The photographer confirms that the photographed image displayed on the LCD 53 is an appropriate photographed image, and selects a confirmation button (not shown). The control unit 50 transfers the captured image stored in the image memory / image processing unit 51 to the memory 70 according to a signal from the confirmation button. At this time, the memory 70
Also, the photographing light amount information is stored in correspondence with the photographed image. Further, the photographed image and the photographing light amount information can be stored in a storage medium such as an MO (magneto-optical disk) or a memory card via the external output unit 71. It is also possible to connect to a computer or network for image management with a cable or the like, and to perform output by communication.

By storing the photographing light amount information in association with the photographed image in this manner, when performing the temporal change photographing for the same subject, the previous photographing light amount value is displayed. Accordingly, the setting can be easily performed, and stable shooting can be performed under the same conditions. Also, the memory 7
The control unit 50 may read the previous photographing light amount value based on the photographing information and the photographing light amount value from 0 or an external storage medium and automatically set the photographing light amount value. In the apparatus, the trouble of the photographer can be reduced, and smooth photographing can be performed.

[0038]

As described above, in the present invention,
With a simple configuration, the light emission amount of the flash lamp can be easily adjusted, and finer photographing light amount control can be easily performed. In addition, the burden on the photographer and the subject can be reduced.

[Brief description of the drawings]

FIG. 1 is a schematic diagram of an optical system of a fundus camera according to an embodiment.

FIG. 2 is a schematic diagram of a main part of a control system of the fundus camera according to the embodiment.
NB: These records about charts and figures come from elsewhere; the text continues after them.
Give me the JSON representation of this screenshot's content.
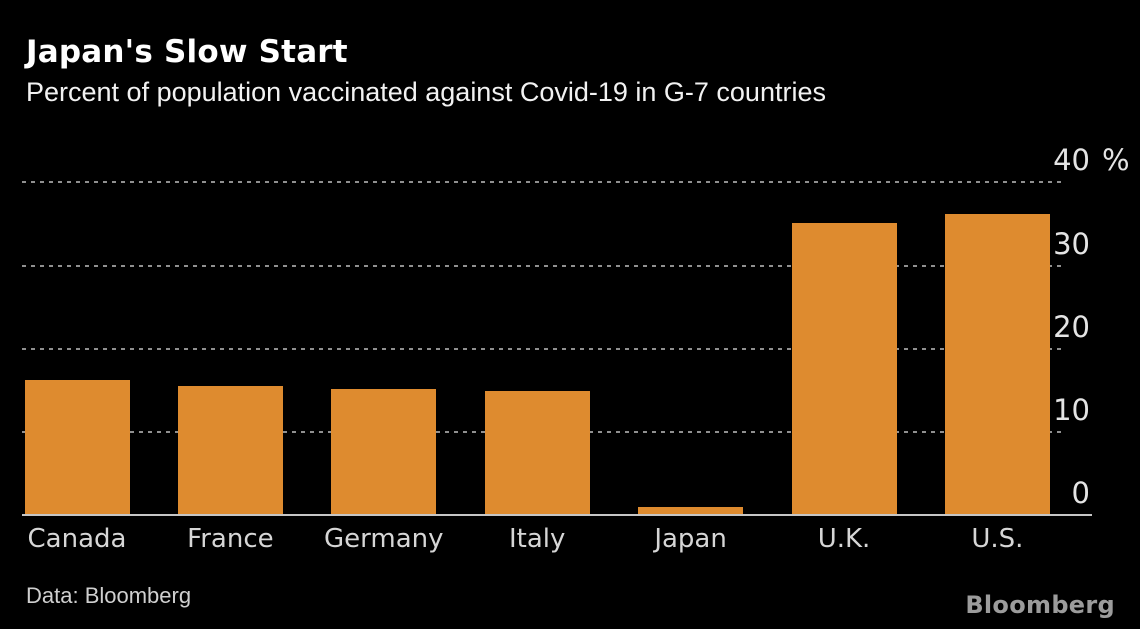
{
  "header": {
    "title": "Japan's Slow Start",
    "subtitle": "Percent of population vaccinated against Covid-19 in G-7 countries"
  },
  "chart_data": {
    "type": "bar",
    "title": "Japan's Slow Start",
    "subtitle": "Percent of population vaccinated against Covid-19 in G-7 countries",
    "categories": [
      "Canada",
      "France",
      "Germany",
      "Italy",
      "Japan",
      "U.K.",
      "U.S."
    ],
    "values": [
      16.1,
      15.4,
      15.0,
      14.8,
      0.9,
      35.0,
      36.1
    ],
    "unit_label": "%",
    "ylim": [
      0,
      40
    ],
    "yticks": [
      0,
      10,
      20,
      30,
      40
    ],
    "grid": "horizontal-dotted",
    "axis_labels_side": "right",
    "legend": "none",
    "colors": {
      "bar": "#de8b2f",
      "background": "#000000",
      "gridline": "#909090",
      "axis_line": "#c6c6c6",
      "tick_text": "#e4e4e4",
      "category_text": "#d6d6d6"
    }
  },
  "footer": {
    "source": "Data: Bloomberg",
    "logo": "Bloomberg"
  }
}
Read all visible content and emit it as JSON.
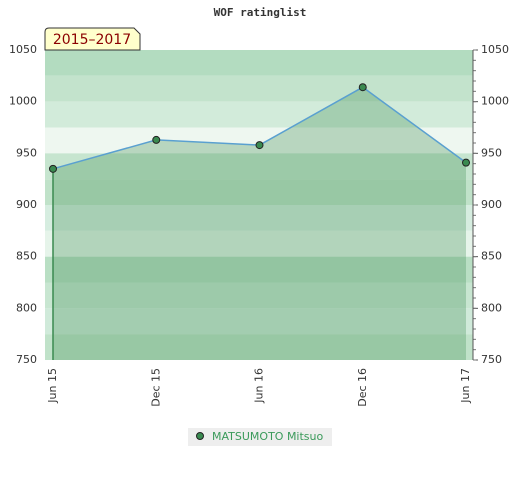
{
  "chart_data": {
    "type": "area",
    "title": "WOF ratinglist",
    "annotation": "2015–2017",
    "categories": [
      "Jun 15",
      "Dec 15",
      "Jun 16",
      "Dec 16",
      "Jun 17"
    ],
    "series": [
      {
        "name": "MATSUMOTO Mitsuo",
        "color": "#3a8a50",
        "values": [
          935,
          963,
          958,
          1014,
          941
        ]
      }
    ],
    "ylim": [
      750,
      1050
    ],
    "yticks": [
      750,
      800,
      850,
      900,
      950,
      1000,
      1050
    ]
  }
}
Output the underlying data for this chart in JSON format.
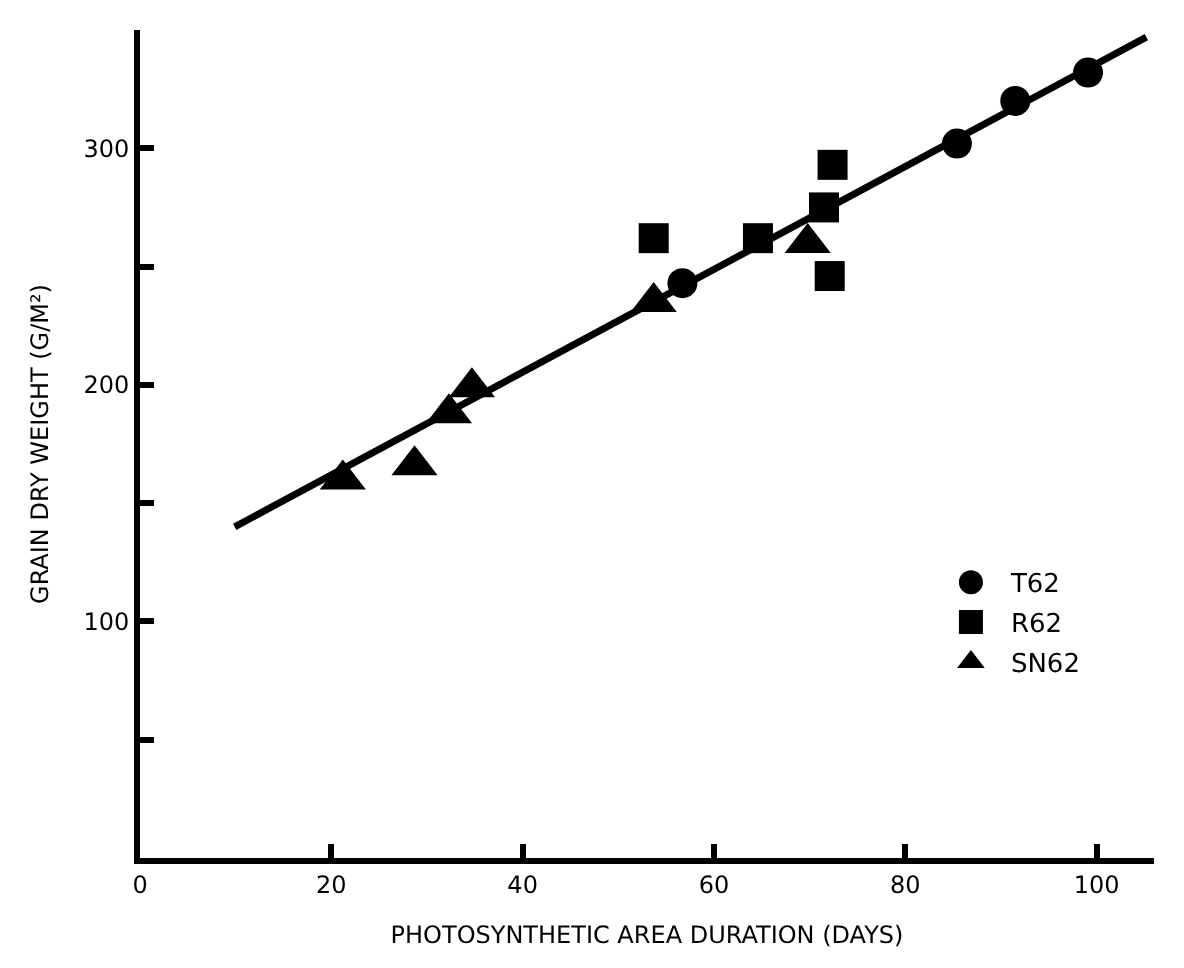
{
  "chart_data": {
    "type": "scatter",
    "xlabel": "PHOTOSYNTHETIC AREA DURATION (DAYS)",
    "ylabel": "GRAIN DRY WEIGHT (G/M²)",
    "xlim": [
      0,
      106
    ],
    "xticks": [
      0,
      20,
      40,
      60,
      80,
      100
    ],
    "ylim": [
      0,
      350
    ],
    "yticks": [
      {
        "value": 50,
        "label": null
      },
      100,
      {
        "value": 150,
        "label": null
      },
      200,
      {
        "value": 250,
        "label": null
      },
      300
    ],
    "legend": "right",
    "series": [
      {
        "name": "T62",
        "color": "#000000",
        "marker": "circle",
        "x": [
          56.7,
          85.4,
          91.5,
          99.1
        ],
        "values": [
          243,
          302,
          320,
          332
        ]
      },
      {
        "name": "R62",
        "color": "#000000",
        "marker": "square",
        "x": [
          53.7,
          64.6,
          71.5,
          72.4,
          72.1
        ],
        "values": [
          262,
          262,
          275,
          293,
          246
        ]
      },
      {
        "name": "SN62",
        "color": "#000000",
        "marker": "triangle",
        "x": [
          21.2,
          28.7,
          32.3,
          34.7,
          53.7,
          69.8
        ],
        "values": [
          160,
          166,
          188,
          199,
          235,
          260
        ]
      },
      {
        "type": "line",
        "color": "#000000",
        "marker": "none",
        "line_style": "solid",
        "x": [
          9.9,
          105.2
        ],
        "values": [
          140,
          347
        ]
      }
    ]
  }
}
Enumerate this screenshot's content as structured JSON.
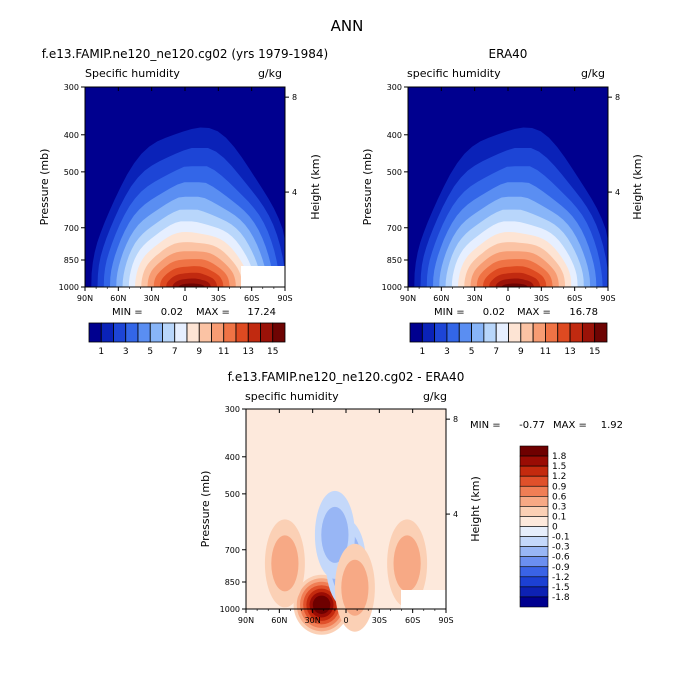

FIG. 3 is a diagram illustrating a relationship between setting of a photographing light amount value and time control of light emission.

[Explanation of symbols]

 DESCRIPTION OF SYMBOLS 1 Illumination optical system 4 Observation / photographing optical system 13 Flash lamp 26 CCD camera for photography 50 Control part 57 Light intensity controller 62 Capacitor 63 Semiconductor switching element 64 Semiconductor drive circuit 70 Memory 71 External output part

Claims (4)

[Claims] 1. A fundus camera for illuminating a fundus of a subject's eye by illuminating a fundus of a subject's eye with a luminous flux from a photographic light source, and a high-sensitivity imaging device for capturing a fundus image of the subject's eye illuminated by the luminous flux. A dimming unit that divides a light emission time into a large number of steps in a predetermined step, and controls a photographing light amount by numerical control, a selecting unit that preselects a photographing light amount, and stores the photographing light amount corresponding to a photographed image. Storage means;
An instructing means for reading out the stored imaging light amount and instructing the light emission time of the imaging light source. 2. A fundus camera according to claim 1, wherein said instruction means includes a control means for driving and controlling a photographing light source based on the read photographing light amount. 3. The fundus camera according to claim 2, wherein said control means has a semiconductor switching element for switching between supply and disconnection of power to said photographing light source, and controls driving of said semiconductor switching element to control said photographing light source. A fundus camera that performs light emission control. 4. The fundus camera according to claim 2, wherein the dimming means is adjustable in ten or more steps.